Récemment, la collaboration LHCb a décidé de mesurer le taux de désintégration en paires de muons des mésons K de courte durée de vie, les K0S. Les K0S sont les seuls mésons K qui se désintègrent assez vite pour être captés avec précision dans leur détecteur.

Pour ce faire, on a dû sélectionné des milliards d’évènements contenant une paire de muons et voir si certaines paires provenaient de la désintégration d’un K0S. On peut déterminer la masse d’une particule en additionnant la masse et la quantité de mouvement de tous ses fragments après sa désintégration. Si ces paires de muons provenaient d’un K0S, la masse reconstituée aurait la masse du K0S. Une accumulation d’évènements apparaitrait alors tout près de cette valeur dans la distribution de toutes les valeurs de masses reconstituées.
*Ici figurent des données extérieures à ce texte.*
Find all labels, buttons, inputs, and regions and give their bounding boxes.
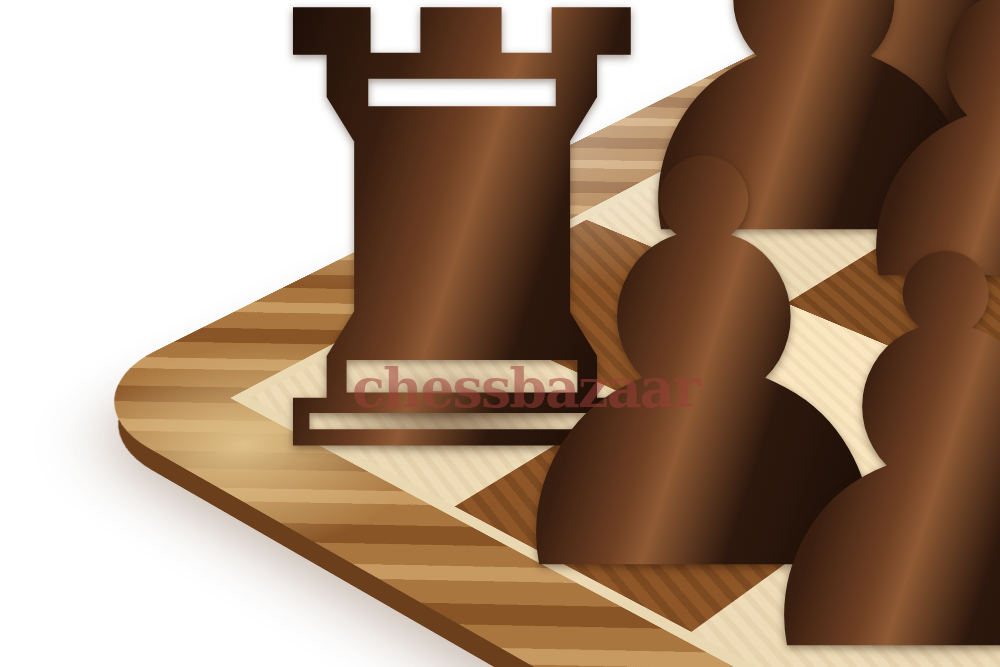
product-photo-scene: ♝♟♟♜♟♟ chessbazaar xyxy=(0,0,1000,667)
chess-piece-pawn-near-right: ♟ xyxy=(946,188,1000,667)
pawn-near-right-glyph: ♟ xyxy=(704,188,1000,667)
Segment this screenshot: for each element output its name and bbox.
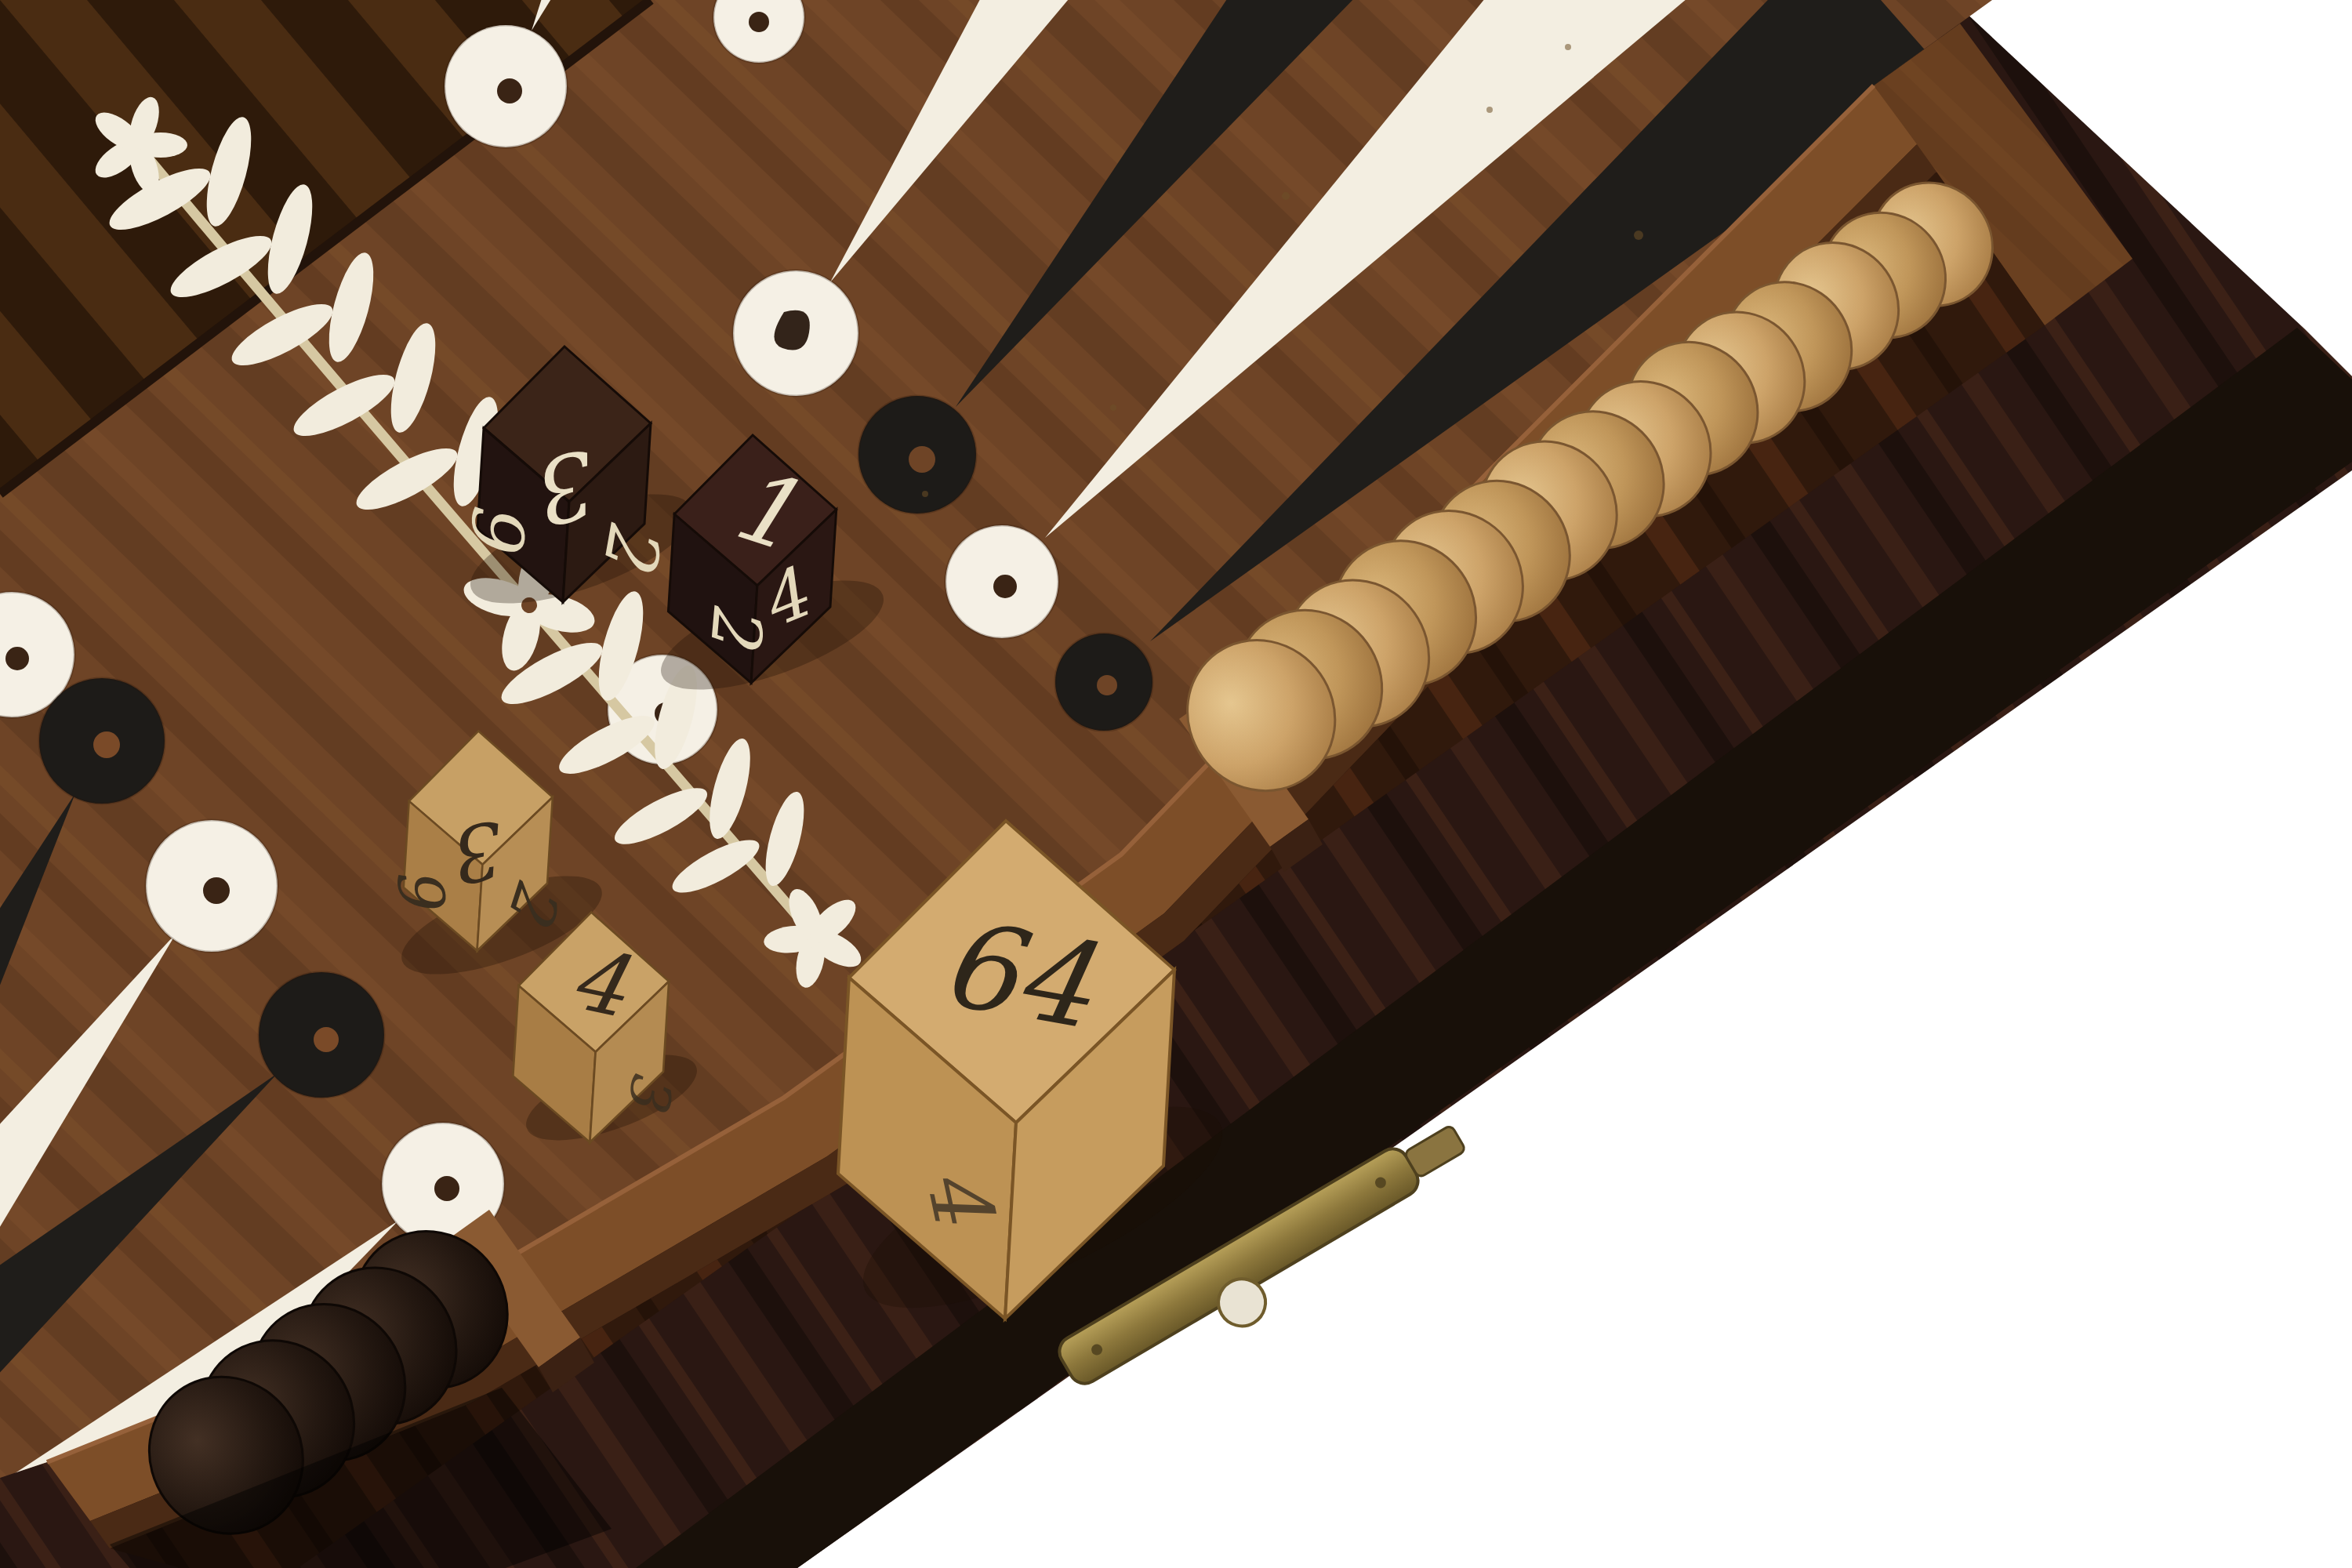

Mais dans le graphe ci-dessous, il n’y a aucune accumulation d’évènements dans la région autour de 500 MeV, la valeur de la masse du K0S. La collaboration LHCb a ainsi pu conclure qu’un K0S ne peut se désintégrer en deux muons que moins de 9 fois sur un milliard.  En termes scientifiques, on écrirait que ce taux, dénoté BR, est BR(K0S →μμ ) < 9 x 10-9 avec un niveau de confiance de 90% et ce, après avoir analyser toutes les donnes récoltées en 2011. Puisqu’aucun pic n’apparaît le long de la courbe, on peut conclure que ces paires de muons venaient d’une variété de désintégrations où d’autres particules furent aussi produites en plus de la paire de muons.

 

Il reste du chemin à faire puisque la limite mesurée est encore 2000 fois plus élevée que ce que prédit le modèle standard, soit 5×10-12. Néanmoins, LHCb se rapproche de la prédiction théorique et pourra peut-être, avec suffisamment de données, arriver à la tester un jour.

Pas facile de découvrir le prochain pallier théorique quand on doit analyser des milliards d’évènements juste pour tester la théorie actuelle.